At times, in accord with the solidarity principle, it may be necessary for governments to play a more important role in the economy. Thus the relationship between governments and markets should be viewed as complementary rather than competitive or even antagonistic. (At the same time) The principle of subsidiarity must always be respected and increasingly applied. The removal of artificial restraints on the flow of goods and, to some extent, of services, can have a stimulating effect on an economy, leading to greater efficiency and economic growth. Still, change can be disruptive and social distortions may occur with negative effects --especially on the economies of less developed countries –– distortions that may require government measures to ease hardship and suffering, primarily of the poor, forestalling possible recession.
International trade rules must not hinder the ability of governments to adopt such measures. Trade policy needs to be organized in a way contributive to sustainable economic development. For their part, less developed countries must also take steps needed to avoid corrupt and unethical practices which, in the past, have affected negatively their development process and the well-being of their populations.
If not, the positive benefits of a well ordered international trade system will not be felt by the poor in less developed countries. The Holy See is always supportive of all efforts made by the international community geared to the well-being of every member of the human family.The recent meeting of treasury secretaries in Cancun (Mexico) 14 September 2003 seems to have jeopardized the prevailing optimism at Doha among developing countries. The hope among poor countries that richer ones would reduce trade-distorting farm subsidies, slash tariffs on farm goods and eliminate agricultural export subsidies didn’t occur.

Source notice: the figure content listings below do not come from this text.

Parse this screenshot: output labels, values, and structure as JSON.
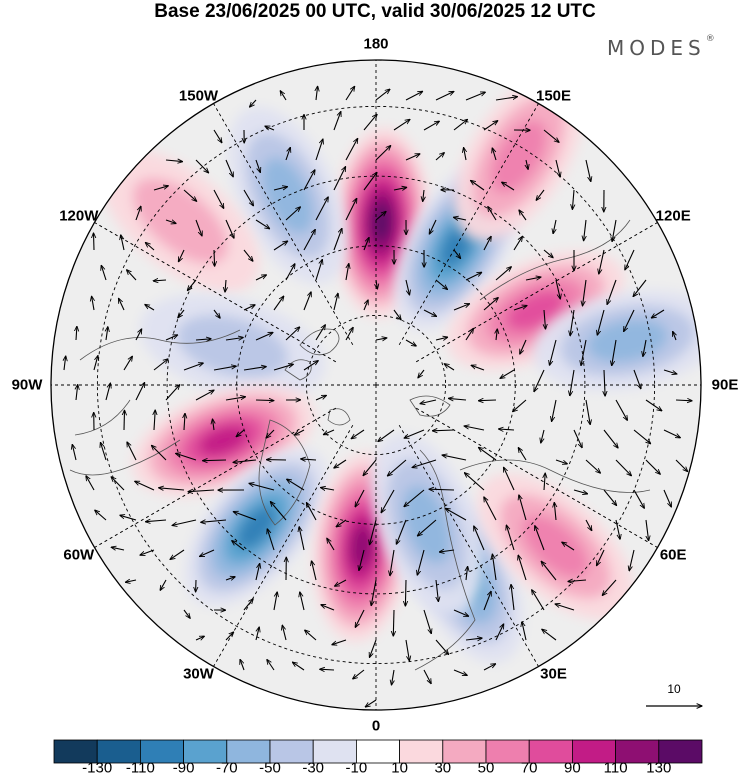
{
  "title": "Base 23/06/2025 00 UTC, valid 30/06/2025 12 UTC",
  "logo": {
    "text": "MODES",
    "mark": "®"
  },
  "map": {
    "projection": "north-polar-stereographic",
    "longitude_labels": [
      {
        "text": "180",
        "lon": 180
      },
      {
        "text": "150E",
        "lon": 150
      },
      {
        "text": "120E",
        "lon": 120
      },
      {
        "text": "90E",
        "lon": 90
      },
      {
        "text": "60E",
        "lon": 60
      },
      {
        "text": "30E",
        "lon": 30
      },
      {
        "text": "0",
        "lon": 0
      },
      {
        "text": "30W",
        "lon": -30
      },
      {
        "text": "60W",
        "lon": -60
      },
      {
        "text": "90W",
        "lon": -90
      },
      {
        "text": "120W",
        "lon": -120
      },
      {
        "text": "150W",
        "lon": -150
      }
    ],
    "reference_vector": "10",
    "anomaly_centers": [
      {
        "sign": "positive",
        "level": 130,
        "lon": 178,
        "lat": 55
      },
      {
        "sign": "negative",
        "level": -90,
        "lon": 150,
        "lat": 55
      },
      {
        "sign": "positive",
        "level": 50,
        "lon": 148,
        "lat": 32
      },
      {
        "sign": "positive",
        "level": 70,
        "lon": 115,
        "lat": 52
      },
      {
        "sign": "negative",
        "level": -50,
        "lon": 100,
        "lat": 35
      },
      {
        "sign": "negative",
        "level": -50,
        "lon": -155,
        "lat": 45
      },
      {
        "sign": "positive",
        "level": 30,
        "lon": -130,
        "lat": 35
      },
      {
        "sign": "negative",
        "level": -30,
        "lon": -105,
        "lat": 58
      },
      {
        "sign": "positive",
        "level": 90,
        "lon": -70,
        "lat": 55
      },
      {
        "sign": "negative",
        "level": -90,
        "lon": -40,
        "lat": 50
      },
      {
        "sign": "positive",
        "level": 110,
        "lon": -5,
        "lat": 55
      },
      {
        "sign": "negative",
        "level": -70,
        "lon": 25,
        "lat": 45
      },
      {
        "sign": "negative",
        "level": -50,
        "lon": 20,
        "lat": 58
      },
      {
        "sign": "positive",
        "level": 50,
        "lon": 48,
        "lat": 38
      }
    ]
  },
  "colorbar": {
    "ticks": [
      "-130",
      "-110",
      "-90",
      "-70",
      "-50",
      "-30",
      "-10",
      "10",
      "30",
      "50",
      "70",
      "90",
      "110",
      "130"
    ],
    "colors": [
      "#123a5c",
      "#1a5e8f",
      "#2f7fb6",
      "#5aa2cf",
      "#8fb6de",
      "#b9c6e6",
      "#dfe2f1",
      "#ffffff",
      "#fbd9de",
      "#f4aac1",
      "#ee7fae",
      "#e04c9c",
      "#c21c86",
      "#8e0f72",
      "#5b0b66"
    ]
  }
}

Neither were industrial tariffs on textiles cut, nor were developing countries' concerns regarding special and differential treatment, or implementation, addressed. Given the tense situation prevailing during the Cancun meeting, the possibility of compromise between rich and poor countries became extremely difficult. It's to be hoped the events of Cancun won't jeopardize the possibility of building a strong, more just, multilateral system in areas of trade and development for the near future. Let me end these remarks by saying that, "models which are really and truly effective can only arise within a framework of different historical situations, through the efforts of all those who responsibly confront concrete problems in all their social, economic, political and cultural aspects, as these interact with each another" (Pope John Paul II, Centesimus Annus, #43).
Regarding this task the Holy See wishes to repeat its position recognizing the positive value of the market and free enterprise ; while at the same time pointing out how these must be oriented toward the common good. What’s needed is a greater degree of international solidarity among all the world’s nations, and the abandonment of interest groups capable of promoting their own selfish goals as they disregard the common good.
At the same time, corrupt practices, in both developed and developing countries, must be curtailed so the fruits of trade and healthy development may be enjoyed by all sectors of society –– rich and poor –– and not just by the privileged few.
This is a challenge all nations, in a spirit of solidarity, are obliged to share.Thank you, Mr. Chairman.